The working principle of hot plugging is as follows: the power VIN and VOUT of the first redundancy module 1 are both isolated from the server mainboard through MOS tubes, and the rest signals are only processed and connected with the MCU, so that the design ensures that when the first redundancy module 1 is inserted, the connector is in a high-impedance state except the VIN power supply. When the first redundancy module 1 is plugged into the server motherboard, the PIN B32(TS _ a) of the 2x32 slot connector of the server motherboard is pulled low, the MCU detects that the signal is pulled low, and then sends a CTL _ VIN _ a signal to the first redundancy template 1, and controls the MOS of VIN to turn on, then the VIN power is converted into a VCC power for supplying VR01 through an LDO chip, when the MCU detects that the VCC voltage is valid through PIN DTC _ VCC _ a, the MCU sends a high signal of EN _ a to the redundancy board, at this time, the redundancy board VR01 can work normally, at this time, the output voltage reaches Vboot voltage, and the PWRGD signal of VR01 becomes high, after the MCU receives the PWRGD _ a signal, the SVID signal is activated, the VR _ HOT # signal, the VCCSENSE, VSSSENSE signal fed back from the remote end is sent to the redundancy board, and after the output voltage of the redundancy board is adjusted to the required voltage of the CPU, the MCU sends a CTL _ VOUT _ a signal to control the MOS to turn on, and meanwhile, the ACT _ A signal is sent to control a health indicator light of the redundant board, the indicator light can turn into green, and the first redundant module is displayed to work normally.
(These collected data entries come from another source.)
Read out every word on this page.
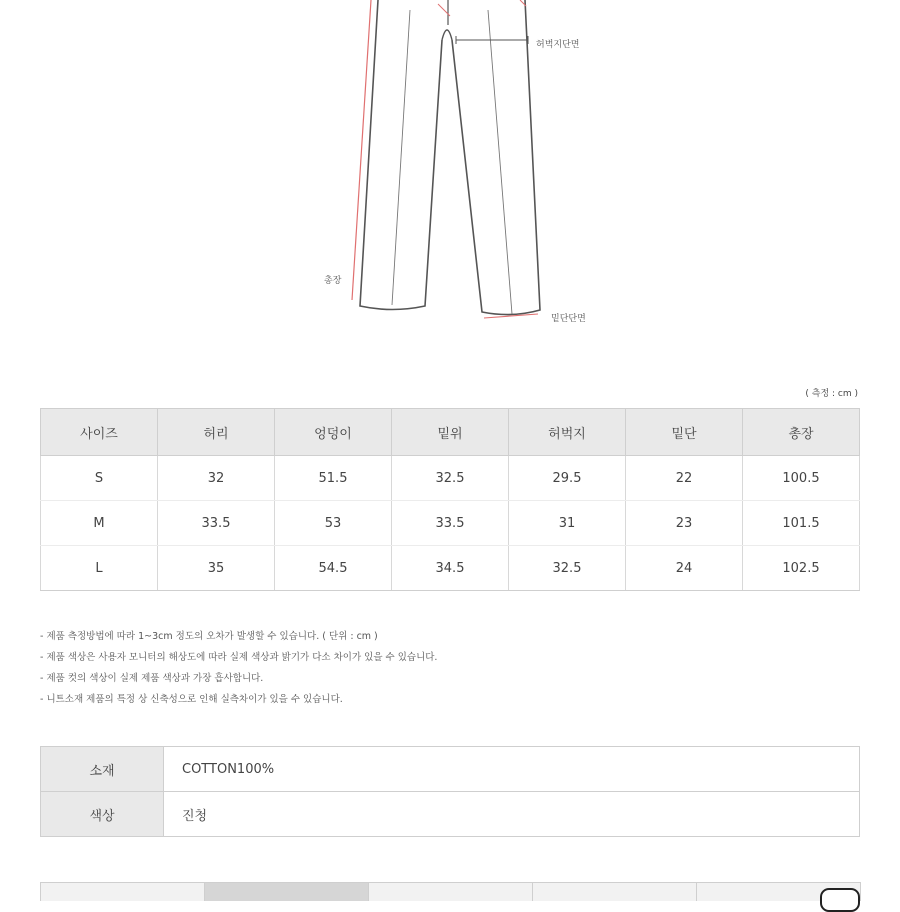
허벅지단면
총장
밑단단면
( 측정 : cm )
사이즈	허리	엉덩이	밑위	허벅지	밑단	총장
S	32	51.5	32.5	29.5	22	100.5
M	33.5	53	33.5	31	23	101.5
L	35	54.5	34.5	32.5	24	102.5
- 제품 측정방법에 따라 1~3cm 정도의 오차가 발생할 수 있습니다. ( 단위 : cm )
- 제품 색상은 사용자 모니터의 해상도에 따라 실제 색상과 밝기가 다소 차이가 있을 수 있습니다.
- 제품 컷의 색상이 실제 제품 색상과 가장 흡사합니다.
- 니트소재 제품의 특정 상 신축성으로 인해 실측차이가 있을 수 있습니다.
소재	COTTON100%
색상	진청
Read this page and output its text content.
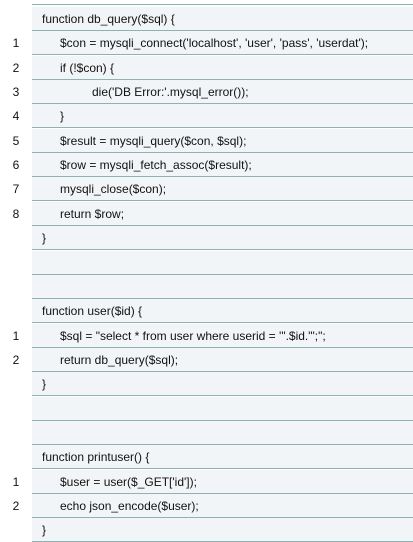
function db_query($sql) {
1	$con = mysqli_connect('localhost', 'user', 'pass', 'userdat');
2	if (!$con) {
3	die('DB Error:'.mysql_error());
4	}
5	$result = mysqli_query($con, $sql);
6	$row = mysqli_fetch_assoc($result);
7	mysqli_close($con);
8	return $row;
}
function user($id) {
1	$sql = "select * from user where userid = '".$id."';";
2	return db_query($sql);
}
function printuser() {
1	$user = user($_GET['id']);
2	echo json_encode($user);
}
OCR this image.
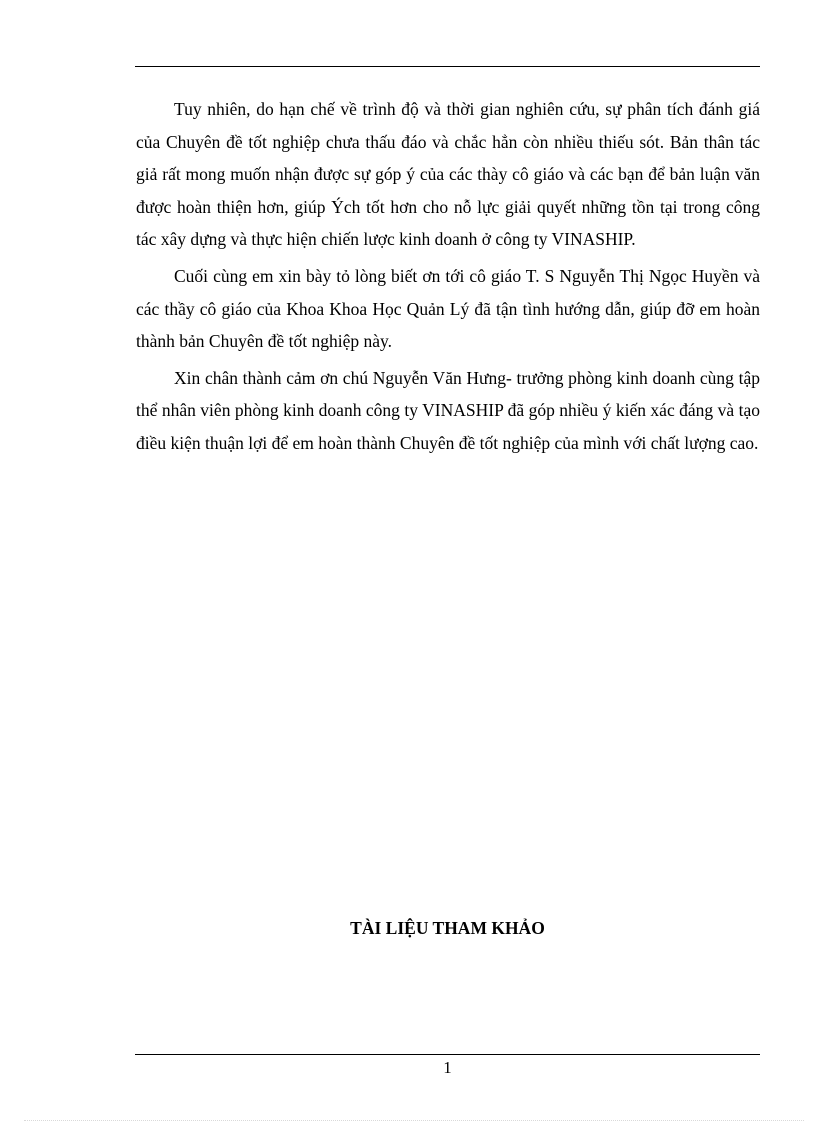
Tuy nhiên, do hạn chế về trình độ và thời gian nghiên cứu, sự phân tích đánh giá của Chuyên đề tốt nghiệp chưa thấu đáo và chắc hẳn còn nhiều thiếu sót. Bản thân tác giả rất mong muốn nhận được sự góp ý của các thày cô giáo và các bạn để bản luận văn được hoàn thiện hơn, giúp Ých tốt hơn cho nỗ lực giải quyết những tồn tại trong công tác xây dựng và thực hiện chiến lược kinh doanh ở công ty VINASHIP.

Cuối cùng em xin bày tỏ lòng biết ơn tới cô giáo T. S Nguyễn Thị Ngọc Huyền và các thầy cô giáo của Khoa Khoa Học Quản Lý đã tận tình hướng dẫn, giúp đỡ em hoàn thành bản Chuyên đề tốt nghiệp này.

Xin chân thành cảm ơn chú Nguyễn Văn Hưng- trưởng phòng kinh doanh cùng tập thể nhân viên phòng kinh doanh công ty VINASHIP đã góp nhiều ý kiến xác đáng và tạo điều kiện thuận lợi để em hoàn thành Chuyên đề tốt nghiệp của mình với chất lượng cao.

TÀI LIỆU THAM KHẢO
1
When the first redundant board 1 is removed, the MCU will detect that TS _ a is pulled high, and the MCU will set all the signals on the corresponding slot connectors of 2x32 of the server motherboard to a high-impedance state. The whole hot plug process is controlled by the MCU, thus ensuring the stable operation of the system.
The technical contents of the present invention are further illustrated by the examples only for the convenience of the reader, but the embodiments of the present invention are not limited thereto, and any technical extension or re-creation based on the present invention is protected by the present invention. The protection scope of the invention is subject to the claims.